An aeroplane flies 200km on a bearing of 137 degrees. How far east of its starting point is it?
the plane flies on a heading, not a bearing.
the distance east is 200*sin(90-137) = 200cos(47) = 136.4 km
jijj
To determine how far east the airplane is from its starting point, we need to use trigonometry and the concept of bearings.
First, let's understand what a bearing is. In navigation, a bearing is the direction from one point to another measured clockwise from a reference point. In this case, the bearing of 137 degrees tells us the direction the airplane is flying.
To find how far east the airplane has traveled, we need to break down the given information into its horizontal (east-west) and vertical (north-south) components.
Here's how we can approach this problem step-by-step:
Step 1: Draw a diagram: Sketch a coordinate plane with the starting point as the origin (0,0). Label the east-west direction as the x-axis and the north-south direction as the y-axis.
Step 2: Determine the horizontal and vertical components: Since we want to find the eastward distance, we are interested in the horizontal component of the displacement vector. This component can be found using trigonometry.
The horizontal component can be calculated as follows:
Horizontal component = Distance * cos(Bearing)
Step 3: Plug in the values: Given that the distance traveled is 200km and the bearing is 137 degrees, we can substitute these values into the formula from step 2 to calculate the horizontal component.
Horizontal component = 200km * cos(137 degrees)

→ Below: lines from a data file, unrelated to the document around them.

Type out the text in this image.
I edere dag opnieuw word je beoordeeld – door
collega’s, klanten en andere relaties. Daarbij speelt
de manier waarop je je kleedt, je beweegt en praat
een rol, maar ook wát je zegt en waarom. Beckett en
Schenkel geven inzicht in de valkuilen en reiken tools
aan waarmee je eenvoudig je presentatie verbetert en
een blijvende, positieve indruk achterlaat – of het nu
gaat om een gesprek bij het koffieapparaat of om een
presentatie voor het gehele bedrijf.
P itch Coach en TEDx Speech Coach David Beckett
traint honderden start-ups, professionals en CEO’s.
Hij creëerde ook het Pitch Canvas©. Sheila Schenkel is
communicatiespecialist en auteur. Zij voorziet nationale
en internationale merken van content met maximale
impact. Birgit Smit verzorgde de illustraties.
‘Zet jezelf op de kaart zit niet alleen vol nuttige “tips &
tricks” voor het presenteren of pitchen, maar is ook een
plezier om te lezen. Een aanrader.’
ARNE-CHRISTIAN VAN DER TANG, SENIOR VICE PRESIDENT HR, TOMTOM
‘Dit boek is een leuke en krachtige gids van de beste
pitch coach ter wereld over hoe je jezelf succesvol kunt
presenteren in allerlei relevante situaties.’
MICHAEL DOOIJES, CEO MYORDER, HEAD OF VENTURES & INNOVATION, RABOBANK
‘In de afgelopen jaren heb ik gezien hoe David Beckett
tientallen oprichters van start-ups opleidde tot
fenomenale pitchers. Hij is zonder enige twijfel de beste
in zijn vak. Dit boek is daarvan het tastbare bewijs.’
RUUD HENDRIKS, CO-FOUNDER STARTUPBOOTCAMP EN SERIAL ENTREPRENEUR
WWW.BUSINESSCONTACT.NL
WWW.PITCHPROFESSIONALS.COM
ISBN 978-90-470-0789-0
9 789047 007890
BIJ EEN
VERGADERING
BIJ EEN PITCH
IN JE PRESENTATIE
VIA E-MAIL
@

Step 4: Calculate the horizontal component: Using a calculator or software, compute the cosine of 137 degrees and multiply it by 200km to find the horizontal component.
Horizontal component ≈ 200km * cos(137 degrees) ≈ -116.20km
Step 5: Interpret the result: The negative value (-116.20km) indicates that the horizontal component of the displacement is directed to the west. Since we want the eastward distance, we take the absolute value and determine that the airplane is approximately 116.20km east of its starting point.
Therefore, the airplane is approximately 116.20km east of its starting point.